The faithful Rosewarne came each day bringing a few pence and perhaps an item or two of food; but Mr Killigrew was bitter that his two sons Thomas and Henry had only been to see him twice since November.
He eagerly read the letter that I brought from his wife and expressed a sudden desire to see her again. Could it not be arranged that Mrs Killigrew should come to London?
Before I left I saw Thomas Rosewarne, and tried to understand and help unravel the tangled skein of my father’s financial affairs. Rosewarne had drawn up an account of his present position, but all was now so involved with cross claims and petitions that I could see no way out of it all. His largest creditor after the Queen was Henry Lok, the mercer, who had advanced Mr Killigrew several thousand pounds on the flimsiest security. Now Henry Lok had himself been attached by other creditors for having underwritten bonds issued by Mr Killigrew.
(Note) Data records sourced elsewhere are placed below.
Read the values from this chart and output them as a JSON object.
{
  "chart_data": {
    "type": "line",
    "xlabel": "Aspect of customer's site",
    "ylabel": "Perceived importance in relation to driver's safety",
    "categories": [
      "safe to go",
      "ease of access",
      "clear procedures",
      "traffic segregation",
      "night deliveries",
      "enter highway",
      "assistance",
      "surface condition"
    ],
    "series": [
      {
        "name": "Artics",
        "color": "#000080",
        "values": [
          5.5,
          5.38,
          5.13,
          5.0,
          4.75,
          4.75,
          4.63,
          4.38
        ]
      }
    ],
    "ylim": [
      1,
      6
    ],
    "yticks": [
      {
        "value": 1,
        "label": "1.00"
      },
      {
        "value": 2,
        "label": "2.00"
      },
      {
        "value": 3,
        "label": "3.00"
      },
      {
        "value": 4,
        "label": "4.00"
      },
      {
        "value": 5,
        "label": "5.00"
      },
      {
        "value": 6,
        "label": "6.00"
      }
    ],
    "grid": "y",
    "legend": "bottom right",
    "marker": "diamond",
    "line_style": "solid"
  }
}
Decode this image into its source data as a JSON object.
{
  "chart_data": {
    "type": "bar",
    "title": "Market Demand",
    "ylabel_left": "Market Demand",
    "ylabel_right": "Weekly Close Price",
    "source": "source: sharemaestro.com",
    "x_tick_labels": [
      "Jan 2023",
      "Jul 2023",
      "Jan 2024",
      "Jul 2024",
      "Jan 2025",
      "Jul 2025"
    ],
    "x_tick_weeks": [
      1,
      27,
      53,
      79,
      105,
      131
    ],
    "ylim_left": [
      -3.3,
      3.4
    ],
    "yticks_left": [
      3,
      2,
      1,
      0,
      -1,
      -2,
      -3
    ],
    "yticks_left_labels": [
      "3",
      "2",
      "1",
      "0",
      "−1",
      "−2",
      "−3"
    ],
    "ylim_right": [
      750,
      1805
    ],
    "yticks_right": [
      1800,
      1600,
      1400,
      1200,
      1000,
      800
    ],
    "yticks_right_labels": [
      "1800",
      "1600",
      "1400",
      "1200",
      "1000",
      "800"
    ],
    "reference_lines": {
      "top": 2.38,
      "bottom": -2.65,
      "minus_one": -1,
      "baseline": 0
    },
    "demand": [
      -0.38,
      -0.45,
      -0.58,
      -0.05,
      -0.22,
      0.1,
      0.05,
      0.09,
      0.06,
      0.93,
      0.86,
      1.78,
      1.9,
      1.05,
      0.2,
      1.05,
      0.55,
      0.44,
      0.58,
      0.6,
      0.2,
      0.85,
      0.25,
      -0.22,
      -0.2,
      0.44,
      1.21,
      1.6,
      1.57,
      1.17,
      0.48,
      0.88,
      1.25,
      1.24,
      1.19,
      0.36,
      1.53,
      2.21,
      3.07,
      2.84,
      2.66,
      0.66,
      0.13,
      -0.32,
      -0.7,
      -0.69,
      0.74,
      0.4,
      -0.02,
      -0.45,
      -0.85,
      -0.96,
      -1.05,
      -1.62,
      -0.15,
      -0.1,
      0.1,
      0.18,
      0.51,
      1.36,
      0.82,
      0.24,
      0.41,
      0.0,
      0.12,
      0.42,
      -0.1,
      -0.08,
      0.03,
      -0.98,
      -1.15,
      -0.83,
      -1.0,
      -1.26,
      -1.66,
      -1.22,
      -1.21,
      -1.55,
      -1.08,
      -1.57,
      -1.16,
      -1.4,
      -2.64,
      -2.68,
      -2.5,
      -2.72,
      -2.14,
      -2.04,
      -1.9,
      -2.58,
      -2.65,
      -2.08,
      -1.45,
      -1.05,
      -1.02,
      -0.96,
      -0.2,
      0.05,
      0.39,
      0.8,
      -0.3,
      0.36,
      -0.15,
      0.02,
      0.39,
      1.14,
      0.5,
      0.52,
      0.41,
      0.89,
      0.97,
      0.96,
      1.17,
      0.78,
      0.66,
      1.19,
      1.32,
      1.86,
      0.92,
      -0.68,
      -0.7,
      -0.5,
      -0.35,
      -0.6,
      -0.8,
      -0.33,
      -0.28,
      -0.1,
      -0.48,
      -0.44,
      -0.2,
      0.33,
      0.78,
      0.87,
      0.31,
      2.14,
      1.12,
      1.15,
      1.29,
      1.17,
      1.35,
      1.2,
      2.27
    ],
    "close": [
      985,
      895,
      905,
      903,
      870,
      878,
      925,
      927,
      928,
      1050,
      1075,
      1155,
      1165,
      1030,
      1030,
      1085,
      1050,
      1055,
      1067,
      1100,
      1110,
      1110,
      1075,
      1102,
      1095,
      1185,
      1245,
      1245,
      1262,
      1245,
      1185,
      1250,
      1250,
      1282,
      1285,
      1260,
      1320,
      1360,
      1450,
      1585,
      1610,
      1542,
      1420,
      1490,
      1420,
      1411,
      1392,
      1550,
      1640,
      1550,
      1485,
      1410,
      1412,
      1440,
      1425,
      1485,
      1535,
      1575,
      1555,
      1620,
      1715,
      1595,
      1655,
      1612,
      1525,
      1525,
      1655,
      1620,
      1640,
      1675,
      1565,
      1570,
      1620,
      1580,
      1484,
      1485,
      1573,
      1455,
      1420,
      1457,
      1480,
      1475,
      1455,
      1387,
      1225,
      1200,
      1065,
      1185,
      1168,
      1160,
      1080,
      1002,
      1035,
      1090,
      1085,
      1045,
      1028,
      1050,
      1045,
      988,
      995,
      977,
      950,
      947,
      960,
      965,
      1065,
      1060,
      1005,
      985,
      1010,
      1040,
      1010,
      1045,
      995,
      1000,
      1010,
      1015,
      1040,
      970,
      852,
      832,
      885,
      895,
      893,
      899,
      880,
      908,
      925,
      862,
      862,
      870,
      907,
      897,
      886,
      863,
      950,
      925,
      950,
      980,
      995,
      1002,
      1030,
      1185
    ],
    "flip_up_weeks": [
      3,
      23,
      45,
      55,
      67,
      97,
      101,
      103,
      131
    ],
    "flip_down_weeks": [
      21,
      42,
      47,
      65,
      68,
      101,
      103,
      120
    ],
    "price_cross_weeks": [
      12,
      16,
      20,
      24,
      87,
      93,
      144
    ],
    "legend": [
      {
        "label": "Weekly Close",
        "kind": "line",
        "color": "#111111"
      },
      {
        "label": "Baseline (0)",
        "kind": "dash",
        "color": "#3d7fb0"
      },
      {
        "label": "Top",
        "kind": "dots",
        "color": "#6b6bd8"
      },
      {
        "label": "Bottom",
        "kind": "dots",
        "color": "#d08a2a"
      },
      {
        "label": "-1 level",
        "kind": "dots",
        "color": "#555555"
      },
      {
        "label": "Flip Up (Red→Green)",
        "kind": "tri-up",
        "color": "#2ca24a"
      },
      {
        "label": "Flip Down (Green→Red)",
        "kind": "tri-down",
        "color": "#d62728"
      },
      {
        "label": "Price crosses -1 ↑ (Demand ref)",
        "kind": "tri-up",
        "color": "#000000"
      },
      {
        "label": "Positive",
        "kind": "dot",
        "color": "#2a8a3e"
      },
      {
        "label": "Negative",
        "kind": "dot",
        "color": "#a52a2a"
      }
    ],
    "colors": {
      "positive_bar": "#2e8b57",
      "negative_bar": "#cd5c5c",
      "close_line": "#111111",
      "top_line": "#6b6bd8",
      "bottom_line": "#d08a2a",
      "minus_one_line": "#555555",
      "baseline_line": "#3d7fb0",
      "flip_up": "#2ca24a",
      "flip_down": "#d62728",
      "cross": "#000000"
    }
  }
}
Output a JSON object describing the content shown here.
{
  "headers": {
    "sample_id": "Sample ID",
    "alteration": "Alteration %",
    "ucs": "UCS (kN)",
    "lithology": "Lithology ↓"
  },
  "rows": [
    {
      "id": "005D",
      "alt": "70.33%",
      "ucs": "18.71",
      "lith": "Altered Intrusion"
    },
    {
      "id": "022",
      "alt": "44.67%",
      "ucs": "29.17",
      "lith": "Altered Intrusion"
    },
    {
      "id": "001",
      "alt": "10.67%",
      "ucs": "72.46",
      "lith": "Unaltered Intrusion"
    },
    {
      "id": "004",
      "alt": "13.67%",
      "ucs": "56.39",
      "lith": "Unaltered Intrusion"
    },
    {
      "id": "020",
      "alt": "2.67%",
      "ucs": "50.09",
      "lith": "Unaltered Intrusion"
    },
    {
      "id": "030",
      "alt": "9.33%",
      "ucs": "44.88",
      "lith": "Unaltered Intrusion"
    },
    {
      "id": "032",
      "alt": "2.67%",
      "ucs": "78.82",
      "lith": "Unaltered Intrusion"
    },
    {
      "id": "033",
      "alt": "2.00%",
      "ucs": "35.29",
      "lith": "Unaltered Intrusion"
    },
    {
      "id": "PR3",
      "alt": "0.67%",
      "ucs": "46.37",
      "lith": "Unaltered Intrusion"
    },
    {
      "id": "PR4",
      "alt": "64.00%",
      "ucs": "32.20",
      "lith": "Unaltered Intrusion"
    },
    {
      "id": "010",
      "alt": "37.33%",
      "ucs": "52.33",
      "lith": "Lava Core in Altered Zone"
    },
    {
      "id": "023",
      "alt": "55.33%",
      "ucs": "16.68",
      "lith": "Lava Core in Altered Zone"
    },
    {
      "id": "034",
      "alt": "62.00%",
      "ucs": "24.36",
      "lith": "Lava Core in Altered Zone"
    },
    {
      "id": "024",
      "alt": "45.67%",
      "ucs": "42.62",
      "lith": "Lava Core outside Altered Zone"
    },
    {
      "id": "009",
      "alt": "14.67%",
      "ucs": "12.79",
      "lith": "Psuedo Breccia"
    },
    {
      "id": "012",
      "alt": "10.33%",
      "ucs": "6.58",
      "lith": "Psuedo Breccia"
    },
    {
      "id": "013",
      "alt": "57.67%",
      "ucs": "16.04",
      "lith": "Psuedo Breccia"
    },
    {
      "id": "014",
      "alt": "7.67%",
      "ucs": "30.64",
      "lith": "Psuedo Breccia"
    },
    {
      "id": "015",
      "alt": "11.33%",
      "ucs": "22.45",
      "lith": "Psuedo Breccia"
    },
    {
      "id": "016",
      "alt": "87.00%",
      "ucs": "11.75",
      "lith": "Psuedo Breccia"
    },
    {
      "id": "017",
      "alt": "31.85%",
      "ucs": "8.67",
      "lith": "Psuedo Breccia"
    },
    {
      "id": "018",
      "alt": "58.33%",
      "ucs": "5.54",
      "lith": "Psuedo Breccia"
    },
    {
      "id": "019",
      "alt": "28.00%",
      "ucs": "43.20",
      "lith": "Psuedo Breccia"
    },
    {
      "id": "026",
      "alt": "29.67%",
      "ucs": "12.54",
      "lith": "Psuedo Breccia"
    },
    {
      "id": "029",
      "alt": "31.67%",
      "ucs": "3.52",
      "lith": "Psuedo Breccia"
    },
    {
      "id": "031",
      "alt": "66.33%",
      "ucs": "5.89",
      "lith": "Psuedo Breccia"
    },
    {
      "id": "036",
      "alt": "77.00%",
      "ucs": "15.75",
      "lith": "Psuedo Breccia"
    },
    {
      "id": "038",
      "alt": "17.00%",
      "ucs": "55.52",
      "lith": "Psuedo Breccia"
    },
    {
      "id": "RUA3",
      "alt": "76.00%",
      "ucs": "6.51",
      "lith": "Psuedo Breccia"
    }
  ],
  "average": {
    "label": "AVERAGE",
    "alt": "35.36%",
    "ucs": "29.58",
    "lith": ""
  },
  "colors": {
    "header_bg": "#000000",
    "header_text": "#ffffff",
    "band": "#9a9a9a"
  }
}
Lok, for his part, was petitioning for some land in Devonshire belonging to my father which the Queen had now seized, and a Nicholas Athol was cross-petitioning and applying for a lease. Other land and property was the subject of suits in the Court of Wards. In all it seemed likely that my father’s true indebtedness would be upward of œ20,000.
Years after so many that it is hard to think of them all I came across some old papers of that time; among them letters of my father to Sir Robert Cecil complaining grievously of his treatment; and one from my stepmother to Mr Killigrew written in April of that year. Since then through many vicissitudes I have kept this letter by me, wrinkled and yellow with age and stained and almost falling apart.